Landesverkehrsminister Winfried Hermann (Grüne) hält eine Einigung im Streit um Raser-Fahrverbote für möglich, stellt dafür aber Bedingungen. „Ich bin optimistisch, dass wir da zu einer Einigung kommen können“, sagte Hermann, der Verhandlungsführer der von Grünen mitregierten Länder in dem Streit ist, dem Nachrichtenportal „The Pioneer“.

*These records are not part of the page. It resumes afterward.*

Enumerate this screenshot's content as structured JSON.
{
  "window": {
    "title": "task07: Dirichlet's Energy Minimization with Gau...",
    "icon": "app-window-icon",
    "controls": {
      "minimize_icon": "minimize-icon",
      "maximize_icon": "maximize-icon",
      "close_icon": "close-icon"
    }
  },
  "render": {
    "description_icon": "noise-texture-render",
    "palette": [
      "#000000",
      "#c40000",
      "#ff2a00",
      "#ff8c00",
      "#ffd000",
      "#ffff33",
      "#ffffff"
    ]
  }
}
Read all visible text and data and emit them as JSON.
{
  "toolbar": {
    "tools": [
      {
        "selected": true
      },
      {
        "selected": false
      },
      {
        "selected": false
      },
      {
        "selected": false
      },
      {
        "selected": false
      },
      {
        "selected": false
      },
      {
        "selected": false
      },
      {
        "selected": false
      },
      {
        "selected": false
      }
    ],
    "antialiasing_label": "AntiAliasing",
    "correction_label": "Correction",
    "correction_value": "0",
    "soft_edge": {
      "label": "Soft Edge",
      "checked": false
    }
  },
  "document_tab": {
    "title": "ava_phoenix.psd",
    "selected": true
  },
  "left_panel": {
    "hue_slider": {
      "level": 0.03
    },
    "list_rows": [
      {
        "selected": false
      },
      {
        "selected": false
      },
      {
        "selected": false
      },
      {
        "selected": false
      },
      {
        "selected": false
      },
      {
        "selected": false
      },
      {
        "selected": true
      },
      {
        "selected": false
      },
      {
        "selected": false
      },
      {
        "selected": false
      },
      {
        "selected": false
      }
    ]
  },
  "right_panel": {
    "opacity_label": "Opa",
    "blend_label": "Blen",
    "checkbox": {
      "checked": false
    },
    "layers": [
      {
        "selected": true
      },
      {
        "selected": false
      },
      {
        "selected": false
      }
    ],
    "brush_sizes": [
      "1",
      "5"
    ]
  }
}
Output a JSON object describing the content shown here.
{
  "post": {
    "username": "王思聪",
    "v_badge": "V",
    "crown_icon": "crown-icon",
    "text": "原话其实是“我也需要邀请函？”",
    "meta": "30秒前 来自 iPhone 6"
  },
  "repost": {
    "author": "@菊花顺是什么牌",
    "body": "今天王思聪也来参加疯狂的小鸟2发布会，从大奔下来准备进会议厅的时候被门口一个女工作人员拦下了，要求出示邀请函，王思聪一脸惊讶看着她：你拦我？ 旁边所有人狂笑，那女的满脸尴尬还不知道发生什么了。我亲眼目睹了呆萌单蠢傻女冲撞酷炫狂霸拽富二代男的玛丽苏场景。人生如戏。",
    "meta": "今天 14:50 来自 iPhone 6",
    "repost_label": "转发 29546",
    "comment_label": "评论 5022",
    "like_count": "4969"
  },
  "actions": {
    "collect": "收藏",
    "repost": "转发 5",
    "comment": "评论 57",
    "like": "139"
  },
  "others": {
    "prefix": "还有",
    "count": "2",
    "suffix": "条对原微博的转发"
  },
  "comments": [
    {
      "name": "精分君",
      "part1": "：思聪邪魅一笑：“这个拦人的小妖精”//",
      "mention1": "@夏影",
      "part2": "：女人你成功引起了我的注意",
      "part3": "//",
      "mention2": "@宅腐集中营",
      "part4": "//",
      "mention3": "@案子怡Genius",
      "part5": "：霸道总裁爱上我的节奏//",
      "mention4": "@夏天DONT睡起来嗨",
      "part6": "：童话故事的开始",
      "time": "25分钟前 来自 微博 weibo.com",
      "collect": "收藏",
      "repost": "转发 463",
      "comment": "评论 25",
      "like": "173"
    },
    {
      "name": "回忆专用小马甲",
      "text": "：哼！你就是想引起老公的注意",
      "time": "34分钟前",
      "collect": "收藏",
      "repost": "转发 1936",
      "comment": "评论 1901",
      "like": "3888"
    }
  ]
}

Hermann fordert schärfere Sanktionen gegen Raser. „Die vorgeschlagene Bußgeldhöhe ist deutlich zu niedrig und die Karenzzeit ist aus unserer Sicht nicht ausreichend“, betonte er. „Wir wollen insgesamt eine Erhöhung der Bußgelder für Raserei. Außerdem sollte ab einer bestimmten Geschwindigkeitsüberschreitung der Führerschein auf jeden Fall erst einmal entzogen werden.“ Städten müsse zudem das Ausweisen von Fahrradwegen erleichtert werden.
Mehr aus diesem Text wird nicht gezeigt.